In the article the approach is referred as a multitasking learning framework

Our approach is related to the multitask learning framework 4. Despite its promise, this framework
has seen limited practical success in real world applications. In speech recognition, there have been many
successful reports of modeling multiple languages using a single model (see [17] for an extensive reference and
references therein). Multilingual language processing has also shown to be successful in domains other than
translation [9, 23].

where a neural network (NN) is trained on several tasks simply by implementing extra tokens (in this case the languages) in the input and ground truth layers. The NN will learn all the designated languages simultaneously by associating phrases with ground truth respect to designated linguistic points (BLEU scores) for the whole network and not disjunctly by direct correlation of two languages. In a sense, it probes the off diagonal degrees of freedom of the NN.

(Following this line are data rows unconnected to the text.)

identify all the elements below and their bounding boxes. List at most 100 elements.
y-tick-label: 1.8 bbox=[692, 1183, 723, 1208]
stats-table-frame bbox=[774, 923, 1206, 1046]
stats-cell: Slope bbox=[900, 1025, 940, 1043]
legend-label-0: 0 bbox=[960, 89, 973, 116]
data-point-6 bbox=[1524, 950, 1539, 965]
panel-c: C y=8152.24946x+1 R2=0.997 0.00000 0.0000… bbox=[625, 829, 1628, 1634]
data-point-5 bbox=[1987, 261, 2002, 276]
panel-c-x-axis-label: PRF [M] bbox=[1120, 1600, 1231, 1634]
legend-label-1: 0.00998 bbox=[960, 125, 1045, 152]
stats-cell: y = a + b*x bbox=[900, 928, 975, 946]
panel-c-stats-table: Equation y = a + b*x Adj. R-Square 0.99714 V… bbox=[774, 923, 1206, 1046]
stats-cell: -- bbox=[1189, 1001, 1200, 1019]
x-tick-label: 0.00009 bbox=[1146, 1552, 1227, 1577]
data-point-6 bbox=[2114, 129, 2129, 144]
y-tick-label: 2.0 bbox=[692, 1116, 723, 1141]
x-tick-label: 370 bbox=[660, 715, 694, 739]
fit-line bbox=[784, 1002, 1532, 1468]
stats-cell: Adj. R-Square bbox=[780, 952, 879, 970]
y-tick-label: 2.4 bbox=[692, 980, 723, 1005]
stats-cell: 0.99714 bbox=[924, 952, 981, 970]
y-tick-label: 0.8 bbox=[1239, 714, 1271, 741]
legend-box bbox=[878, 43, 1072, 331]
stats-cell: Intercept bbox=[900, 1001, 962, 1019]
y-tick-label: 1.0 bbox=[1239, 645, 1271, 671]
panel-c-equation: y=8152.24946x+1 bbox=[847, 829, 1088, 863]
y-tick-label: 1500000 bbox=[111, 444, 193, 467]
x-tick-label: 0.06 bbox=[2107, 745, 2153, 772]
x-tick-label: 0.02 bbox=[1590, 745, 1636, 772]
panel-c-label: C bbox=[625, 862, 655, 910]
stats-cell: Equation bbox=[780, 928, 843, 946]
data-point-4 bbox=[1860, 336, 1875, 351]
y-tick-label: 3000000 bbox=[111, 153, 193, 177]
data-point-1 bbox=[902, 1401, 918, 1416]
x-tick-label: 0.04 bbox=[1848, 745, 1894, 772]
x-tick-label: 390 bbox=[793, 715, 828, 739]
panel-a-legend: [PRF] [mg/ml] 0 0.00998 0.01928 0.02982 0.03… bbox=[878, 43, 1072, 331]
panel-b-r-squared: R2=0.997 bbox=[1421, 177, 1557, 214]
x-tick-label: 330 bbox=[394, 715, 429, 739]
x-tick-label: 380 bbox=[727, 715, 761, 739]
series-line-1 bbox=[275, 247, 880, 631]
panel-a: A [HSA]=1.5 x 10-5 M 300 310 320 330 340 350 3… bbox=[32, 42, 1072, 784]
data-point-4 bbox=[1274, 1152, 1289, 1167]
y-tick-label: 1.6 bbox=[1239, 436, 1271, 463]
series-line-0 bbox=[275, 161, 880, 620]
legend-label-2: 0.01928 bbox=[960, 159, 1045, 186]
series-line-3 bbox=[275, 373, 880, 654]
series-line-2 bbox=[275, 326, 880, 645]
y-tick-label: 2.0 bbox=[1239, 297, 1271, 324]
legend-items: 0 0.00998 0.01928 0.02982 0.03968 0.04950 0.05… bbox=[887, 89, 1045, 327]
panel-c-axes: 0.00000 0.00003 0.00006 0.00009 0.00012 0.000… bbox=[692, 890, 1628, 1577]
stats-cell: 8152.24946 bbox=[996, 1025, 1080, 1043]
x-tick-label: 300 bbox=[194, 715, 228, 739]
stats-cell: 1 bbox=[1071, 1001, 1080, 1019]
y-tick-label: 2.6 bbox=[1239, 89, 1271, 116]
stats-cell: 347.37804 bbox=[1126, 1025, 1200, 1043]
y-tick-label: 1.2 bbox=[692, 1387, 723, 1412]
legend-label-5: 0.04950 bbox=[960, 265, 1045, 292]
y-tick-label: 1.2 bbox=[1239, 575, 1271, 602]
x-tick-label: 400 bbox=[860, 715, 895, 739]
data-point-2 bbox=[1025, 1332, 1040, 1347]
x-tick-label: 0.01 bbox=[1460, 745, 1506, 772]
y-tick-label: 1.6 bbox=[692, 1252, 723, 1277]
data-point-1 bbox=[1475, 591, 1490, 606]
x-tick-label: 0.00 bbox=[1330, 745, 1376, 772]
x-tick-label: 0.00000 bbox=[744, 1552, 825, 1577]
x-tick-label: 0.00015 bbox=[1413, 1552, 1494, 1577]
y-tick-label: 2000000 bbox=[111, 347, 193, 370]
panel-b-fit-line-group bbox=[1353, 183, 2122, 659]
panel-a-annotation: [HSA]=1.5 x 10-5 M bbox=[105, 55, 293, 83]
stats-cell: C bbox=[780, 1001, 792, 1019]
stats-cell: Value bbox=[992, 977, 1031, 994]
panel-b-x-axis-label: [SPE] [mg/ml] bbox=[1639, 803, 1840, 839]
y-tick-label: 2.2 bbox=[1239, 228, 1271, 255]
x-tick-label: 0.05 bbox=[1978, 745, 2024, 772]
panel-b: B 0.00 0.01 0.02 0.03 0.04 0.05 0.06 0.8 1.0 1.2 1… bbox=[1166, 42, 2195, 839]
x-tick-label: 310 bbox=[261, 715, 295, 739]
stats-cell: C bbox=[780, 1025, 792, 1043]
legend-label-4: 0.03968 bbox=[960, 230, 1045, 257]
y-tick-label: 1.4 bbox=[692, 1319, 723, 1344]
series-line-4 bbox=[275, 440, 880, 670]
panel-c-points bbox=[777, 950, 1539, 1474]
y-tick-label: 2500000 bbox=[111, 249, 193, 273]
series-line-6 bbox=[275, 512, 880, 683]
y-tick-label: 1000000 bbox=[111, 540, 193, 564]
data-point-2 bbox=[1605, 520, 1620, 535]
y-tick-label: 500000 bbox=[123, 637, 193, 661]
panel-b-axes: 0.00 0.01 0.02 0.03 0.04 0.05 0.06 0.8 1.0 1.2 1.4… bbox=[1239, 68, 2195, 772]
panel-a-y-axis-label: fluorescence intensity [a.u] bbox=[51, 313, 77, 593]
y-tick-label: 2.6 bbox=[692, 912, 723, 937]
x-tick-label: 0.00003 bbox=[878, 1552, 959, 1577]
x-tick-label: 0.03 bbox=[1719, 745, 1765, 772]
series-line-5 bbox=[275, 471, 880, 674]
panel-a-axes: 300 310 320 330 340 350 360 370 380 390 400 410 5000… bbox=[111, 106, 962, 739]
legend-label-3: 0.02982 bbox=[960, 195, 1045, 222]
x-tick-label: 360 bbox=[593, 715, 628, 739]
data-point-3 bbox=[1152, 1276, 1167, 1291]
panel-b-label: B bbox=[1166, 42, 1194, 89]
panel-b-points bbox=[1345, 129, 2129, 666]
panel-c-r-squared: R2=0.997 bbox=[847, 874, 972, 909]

What a lot of people then started fantasising a little bit too much about is the “interlingua” process. My guy referred to it even as to a bytecode correspondence between languages that would be unfeasible and would defy too much the purpose of this NN: this has been tried to re-code as little as possible of the original _Translate _algorithm (that already includes all the semantic, glottology…etc… work of Google’s researchers and engineers), and an eventual bytecode would be not flexible and would require a complete overhaul of the code!

What Google Researchers have seen in the NN, is that the same phrase clusterize in different languages according to a specific metric: t-distributed stochastic neighbor embedding, which is a sophisticated projection which reduces dimensionality while preserving pairwise distances (thus creating a low-dimensional metric space).

I wonder: what if I change metric, would I be able to clusterize, according to another metric, the languages?